Indeed, I hadn't personally used the excellent jsbeautifier.org, instead using my own hacked-up copy of Rhino to beautify when I need to, but neither tool sufficiently reverses the sorts of optimizations being employed by GWT and the even more aggressive Closure Compiler. Far from the mere obsfucation of ShrinkSafe and its brethren, these new compilers apply multi-pass AST-based transforms on an entire body of code, performing per-browser optimizations, type inference and annotation based optimizations, loop invariant hoisting, function inlining, dead-code removal, and global code motion optimizations that produce code different not only in style but in flow of control. The results are nothing short of stunning. The Closure Compiler can deliver code that's much, much smaller than I can wring out by hand and that performs better to boot. It's also totally unrecognizable. De-obsfucators have no hope in this strange land -- brand new tools akin to symbol servers and WinDbg-style debuggers are needed to work with the output in a meaningful way. I argued in the panel and in the comments of my last post on the topic that when we get to this place with JavaScript the product is functionally indistinguishable from a bytecode format like SWF or Java and the effects on the learning-lab nature of the open web are the same: less ability to easily share techniques, a smaller group of more professional users, and a heavier reliance on tooling for generating content.

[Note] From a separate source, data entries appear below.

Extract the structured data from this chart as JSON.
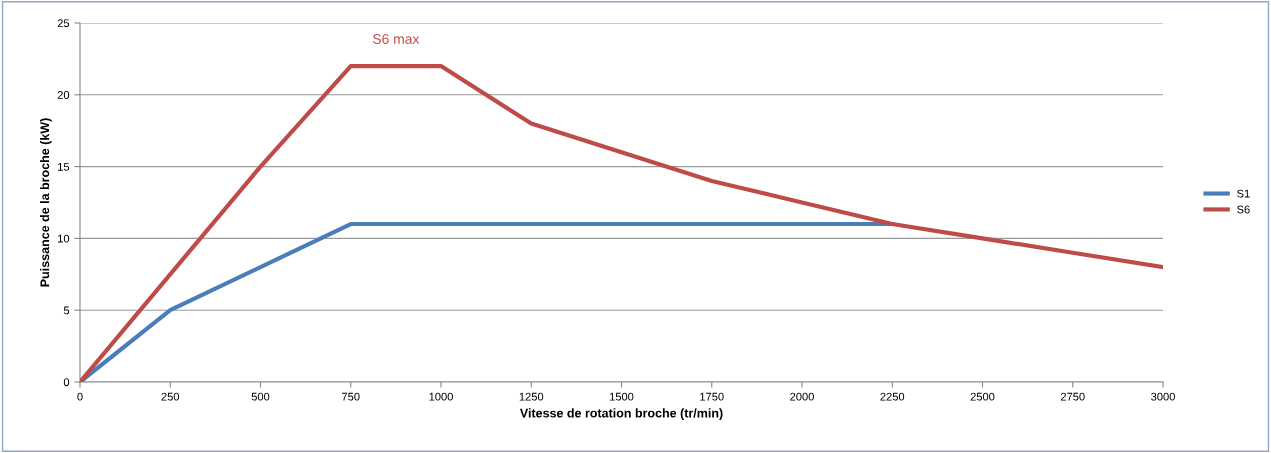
{
  "chart_data": {
    "type": "line",
    "xlabel": "Vitesse de rotation broche (tr/min)",
    "ylabel": "Puissance de la broche (kW)",
    "series": [
      {
        "name": "S1",
        "color": "#4a7ebb",
        "x": [
          0,
          250,
          750,
          2250
        ],
        "values": [
          0,
          5,
          11,
          11
        ]
      },
      {
        "name": "S6",
        "color": "#be4b48",
        "x": [
          0,
          500,
          750,
          1000,
          1250,
          1500,
          1750,
          2000,
          2250,
          2500,
          2750,
          3000
        ],
        "values": [
          0,
          15,
          22,
          22,
          18,
          16,
          14,
          12.5,
          11,
          10,
          9,
          8
        ]
      }
    ],
    "annotations": [
      {
        "text": "S6 max",
        "x": 875,
        "y": 22
      }
    ],
    "xlim": [
      0,
      3000
    ],
    "xticks": [
      0,
      250,
      500,
      750,
      1000,
      1250,
      1500,
      1750,
      2000,
      2250,
      2500,
      2750,
      3000
    ],
    "ylim": [
      0,
      25
    ],
    "yticks": [
      0,
      5,
      10,
      15,
      20,
      25
    ],
    "grid": "y",
    "legend": "right",
    "marker": "none",
    "line_style": "solid"
  }
}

If we assume that the furthest down the code-centric path we'll go are the Dojo and JQuery style augmentations of existing content, then a simple de-obsfucator is sufficient. But I'm afraid the current generation of high-end sites and apps points in a different direction, one that is less hopeful, and one that implies to a greater extent that the browsers must lead the way out of the wilderness by creating new tags and CSS properties to help re-democratize the process of creating applications. We've already seen the alternatives, and while they may be elegant, they lack leverage and the second-order beneficial effects that have made the web as successful as it is today.

If HTML is just another bytecode container and rendering runtime, we'll have lost part of what made the web special, and I'm afraid HTML will lose to other formats by willingly giving up its differentiators and playing on their turf. Who knows, it might turn out well, but it's not a vision of the web that holds my interest.